S’il y a des choses qui font du bien en cette période pour le moins complexe, c’est bien une nouvelle cuvée Princess Thailand! Attendue impatiemment, co-portée et colportée par 2 labels de choix, A Tant Rêver du Roi et Luik Records, celle-ci a pour nom And we shine (c’est loin d’être une tromperie), présente 7 titres rutilants et nous rentre dans le lard autant qu’elle peut, en d’autres zones ombrageuses, se faire plus bridée, plus lancinante en conservant toutefois l’intensité inhérente au combo toulousain/parisien. On y retrouve le rock tout en nerfs du sextet mené par Aniela Bastide et celle-ci, en félin vocal, porte ses premiers coup de griffe sur First time. On sent, de suite, la menace monter, l’explosion poindre et s’annoncer. La noise du clan mord, se retient, son chant sensuel mais aussi très dissident lui donne de l’ampleur. Des vagues de guitares vicelardes, une batterie syncopée l’épaulent. On est sans plus attendre cloué au sol et en parlant de saccades, de dosage au bord du ravin, d’implosion imminente, Sonar se pose en tête de gondole, fièrement exposé. Il y a du Siouxsie là-dedans et on sera bien peu nombreux à le déplorer. Le refrain, à l’instar de celui du morceau « ouvrant », est de ceux qu’on braillera sans regarder à qui nous entend. Sa fin puissantissime, sous le joug d’un Jean Pellaprat qui bastonne comme un boxeur, terrasse à son tour l’amateur de rock noise, de post-punk et de colère jouée, et mise en son, avec maestria. And they shine, ostensiblement, ces 6 là. In this room, exotique en son début (la flûte de Yann Voegel y resplendit), va même loucher sur la pop, qu’il sertit de mélancolie et de reflets psyché. C’est magnifique comme un téléphérique, depuis lequel on voit défiler des paysages à la joliesse tourmentée.

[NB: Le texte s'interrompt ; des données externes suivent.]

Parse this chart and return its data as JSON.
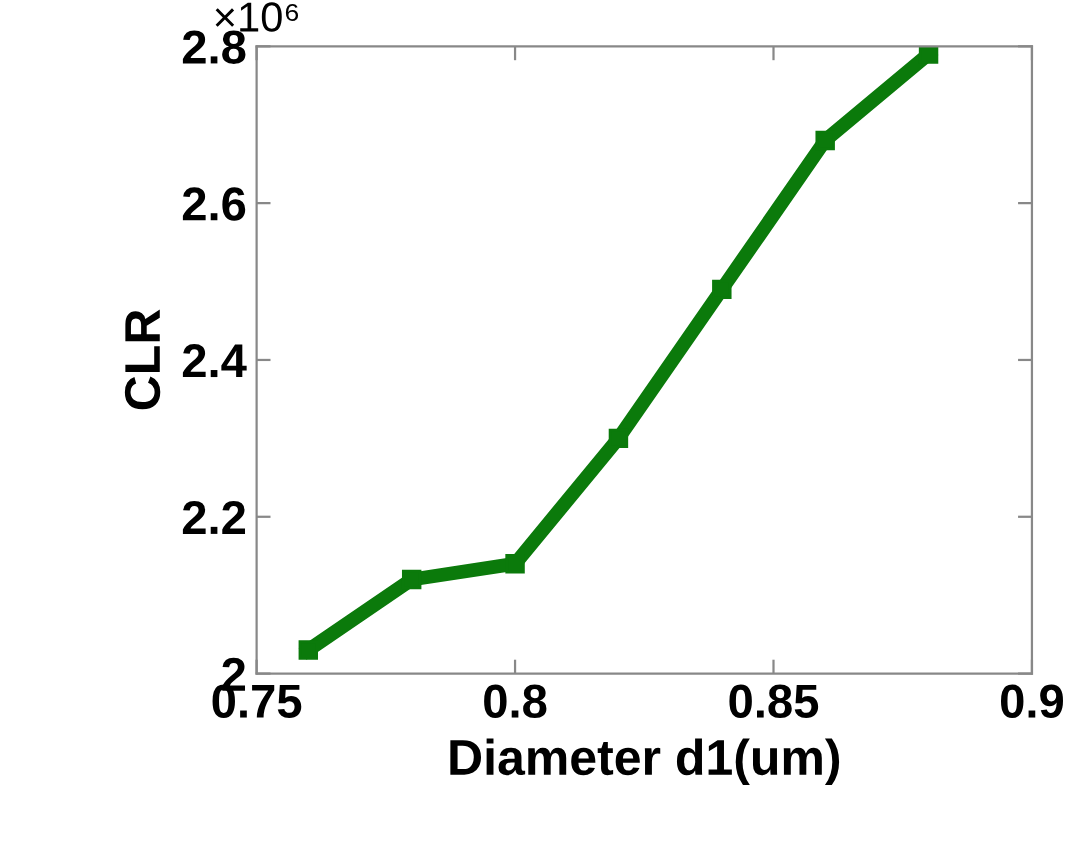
{
  "chart_data": {
    "type": "line",
    "xlabel": "Diameter d1(um)",
    "ylabel": "CLR",
    "annotations": [
      "×10⁶"
    ],
    "x": [
      0.76,
      0.78,
      0.8,
      0.82,
      0.84,
      0.86,
      0.88
    ],
    "series": [
      {
        "color": "#0b7a0b",
        "values": [
          2.03,
          2.12,
          2.14,
          2.3,
          2.49,
          2.68,
          2.79
        ]
      }
    ],
    "xlim": [
      0.75,
      0.9
    ],
    "xticks": [
      0.75,
      0.8,
      0.85,
      0.9
    ],
    "ylim": [
      2,
      2.8
    ],
    "yticks": [
      2,
      2.2,
      2.4,
      2.6,
      2.8
    ],
    "grid": false,
    "legend": false,
    "marker": "square",
    "line_style": "solid"
  }
}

C’est un peu de ça qu’il s’agit sur le morceau en question, subtil et sulfureux, léger et pourtant d’envergure. La vapeur presque shoegaze des guitares, les frasques noisy de Pat Jeanson et JB Mancave, y insufflant ce surplus de souffre, de vice stylé, qui fait percher la balance du côté favorable. Et ce n’est certainement pas Nowhere, placé en plein mitan de ce And we shine, qui me fera médire. Maxime de Guibert ponctue l’effort de sa basse en vue, les assauts noise déferlent. En vagues, en flux tendu et réitéré. C’est du rock guerrier, bruyant autant que distingué. On adore, c’est pour nous un peu de l’or.
Du rock qu’on aime, aussi, quand il retombe (l’éponyme And we shine et encore une fois, le mensonge n’est pas de mise). On entend néanmoins, derrière, une « latence ». La voix songeuse se tait, les instruments prennent le relais et bâtissent une trame noisy à la Sonic Youth. On n’est jamais tranquille, Princess Thailand n’a de cesse de jouer avec les dynamiques, avec les émotions, à jongler avec les climats pour les associer, finalement, adroitement. Le tout saupoudré de tirs de grenades soniques comme celle, irrésistible, qui défigure l’excellent Night after day. Le titre donnant, à lui seul, une idée déjà précise de son contenu. Le groupe, c’est désormais établi, peut aller jouer dans la cour des grands; personne ne lui cherchera misère. Il y tiendra son rang, fort d’un répertoire aux répercussions fatales pour la concurrence.
Un orage vocal et instrumental « fait maison » mène la chanson à terme, à ce moment il nous reste un ultime titre à nous injecter. Celui-ci, un Into her skin (ah bah tiens, en parlant d’injection..) ambiancé, dépaysant, expérimente. Le chaudron commence à bouillir, les sons renouvelés obsèdent le cortex. Un trip noisy survient, le silence lui fait suite. Au bout, on tombe sur un dernier jet bruitiste, en conclusion d’une fournée qui, comme on pouvait le prévoir, assied ses géniteurs sur les cimes et consacre un And we shine parachevé, tempétueux, beau et impulsif, à écouter intempestivement.